Na descrição das atividades desempenhadas pelo autor daquela ação, resta claro que não havia diferenciação de atribuições entre o eletricista e o montador, no que concerne a existência de exposição habitual e permanente à eletricidade, havendo a perita concluído que (folha 7):
O autor, no desenvolvimento de suas atividades laborais, estava submetido de modo HABITUAL E PERMANENTE ao RISCO MECÂNICO/ACIDENTE – ELETRICIDADE -, nas tensões de 13.800 a 34.000 volts, executando atividades em instalações energizadas.

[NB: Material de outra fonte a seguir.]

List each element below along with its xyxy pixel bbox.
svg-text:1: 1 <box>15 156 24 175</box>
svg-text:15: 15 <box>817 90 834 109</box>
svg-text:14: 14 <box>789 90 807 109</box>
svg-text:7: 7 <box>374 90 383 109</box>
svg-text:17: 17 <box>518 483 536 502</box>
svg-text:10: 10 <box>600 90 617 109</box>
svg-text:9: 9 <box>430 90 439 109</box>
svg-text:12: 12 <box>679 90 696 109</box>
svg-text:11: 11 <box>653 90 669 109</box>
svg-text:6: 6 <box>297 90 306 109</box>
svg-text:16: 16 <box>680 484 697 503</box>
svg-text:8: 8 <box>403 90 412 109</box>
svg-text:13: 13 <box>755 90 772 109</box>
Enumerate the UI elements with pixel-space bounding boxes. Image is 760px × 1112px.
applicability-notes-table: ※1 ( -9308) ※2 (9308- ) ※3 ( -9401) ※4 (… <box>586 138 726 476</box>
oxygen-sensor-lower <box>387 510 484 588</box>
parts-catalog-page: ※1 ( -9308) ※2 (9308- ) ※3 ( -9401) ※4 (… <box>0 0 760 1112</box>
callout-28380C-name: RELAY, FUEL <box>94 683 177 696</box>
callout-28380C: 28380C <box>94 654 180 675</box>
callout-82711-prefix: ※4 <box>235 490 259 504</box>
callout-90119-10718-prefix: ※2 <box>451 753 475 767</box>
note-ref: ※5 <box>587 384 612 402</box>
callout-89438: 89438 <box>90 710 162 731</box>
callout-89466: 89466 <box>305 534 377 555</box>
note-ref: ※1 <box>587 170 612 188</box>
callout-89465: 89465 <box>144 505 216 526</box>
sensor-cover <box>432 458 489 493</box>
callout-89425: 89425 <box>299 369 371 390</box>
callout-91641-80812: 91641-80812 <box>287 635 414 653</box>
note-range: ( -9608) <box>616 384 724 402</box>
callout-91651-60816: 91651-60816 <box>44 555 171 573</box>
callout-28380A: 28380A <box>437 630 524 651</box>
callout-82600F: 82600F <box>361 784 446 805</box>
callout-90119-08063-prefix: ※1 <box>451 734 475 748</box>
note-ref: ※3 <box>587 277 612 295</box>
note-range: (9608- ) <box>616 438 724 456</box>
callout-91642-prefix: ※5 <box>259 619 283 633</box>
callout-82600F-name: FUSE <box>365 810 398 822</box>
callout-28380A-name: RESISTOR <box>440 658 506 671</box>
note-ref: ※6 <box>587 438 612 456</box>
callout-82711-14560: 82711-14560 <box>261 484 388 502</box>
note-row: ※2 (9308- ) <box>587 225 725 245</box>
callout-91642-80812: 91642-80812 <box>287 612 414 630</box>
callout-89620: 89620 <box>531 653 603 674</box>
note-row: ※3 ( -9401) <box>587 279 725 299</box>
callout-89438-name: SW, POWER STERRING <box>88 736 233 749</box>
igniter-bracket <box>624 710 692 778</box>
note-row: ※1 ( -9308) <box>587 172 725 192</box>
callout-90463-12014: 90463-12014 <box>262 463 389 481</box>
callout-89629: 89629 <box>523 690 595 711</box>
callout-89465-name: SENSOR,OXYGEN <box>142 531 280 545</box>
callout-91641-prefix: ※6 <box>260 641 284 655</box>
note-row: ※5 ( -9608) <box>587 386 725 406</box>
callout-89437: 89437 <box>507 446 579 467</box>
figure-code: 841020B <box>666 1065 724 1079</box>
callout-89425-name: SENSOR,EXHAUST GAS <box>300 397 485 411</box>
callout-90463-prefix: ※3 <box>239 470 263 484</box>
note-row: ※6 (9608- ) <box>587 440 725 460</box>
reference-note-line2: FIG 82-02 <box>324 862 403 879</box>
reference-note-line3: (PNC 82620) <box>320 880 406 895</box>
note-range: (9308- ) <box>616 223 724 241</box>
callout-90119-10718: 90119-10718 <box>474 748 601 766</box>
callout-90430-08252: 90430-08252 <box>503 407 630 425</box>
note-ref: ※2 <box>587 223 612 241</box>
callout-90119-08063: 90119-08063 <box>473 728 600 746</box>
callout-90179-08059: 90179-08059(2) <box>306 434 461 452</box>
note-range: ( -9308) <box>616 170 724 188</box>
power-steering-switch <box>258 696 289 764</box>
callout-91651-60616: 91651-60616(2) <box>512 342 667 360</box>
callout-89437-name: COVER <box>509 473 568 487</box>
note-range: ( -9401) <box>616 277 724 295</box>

Com alta tensão de até 25.000 [VOLTS] existe a exposição ao risco de arco elétrico. ARCO ELÉTRICO: É uma descarga que pode surgir sempre que houver o rompimento (falha) do dielétrico (isolação) de um ponto em relação ao terra (ou massa) ou entre dois pontos de potenciais diferentes. Interrupções de corrente também provoca arcos elétricos. Nas instalações de baixa tensão com 220 [VOLTS], existe a exposição ao risco de choque elétrico. CHOQUE ELÉTRICO: Sensação sentida por uma pessoa quando tem o seu corpo sujeito à passagem de uma corrente elétrica, proveniente ao contato acidental às partes vivas.
As redes de distribuição de energia elétrica, usinas geradoras de energia elétrica, pátio e sala de controle de subestações elevadoras e rebaixadoras de tensão, conforme quadro anexo ao Decreto nº 93.412, de 14/10/1986, que regulamentava a Lei 7.369, de 20 de setembro de 1985, a qual instituía o adicional de periculosidade para os empregados do setor de energia elétrica, estão elencadas como áreas de risco, gerando o pagamento do adicional específico ao empregado que permanecer aguardando ordens ou executando atividades de operação, manutenção, conservação, ensaios, testes, medições, limpeza e sinalização destas instalações.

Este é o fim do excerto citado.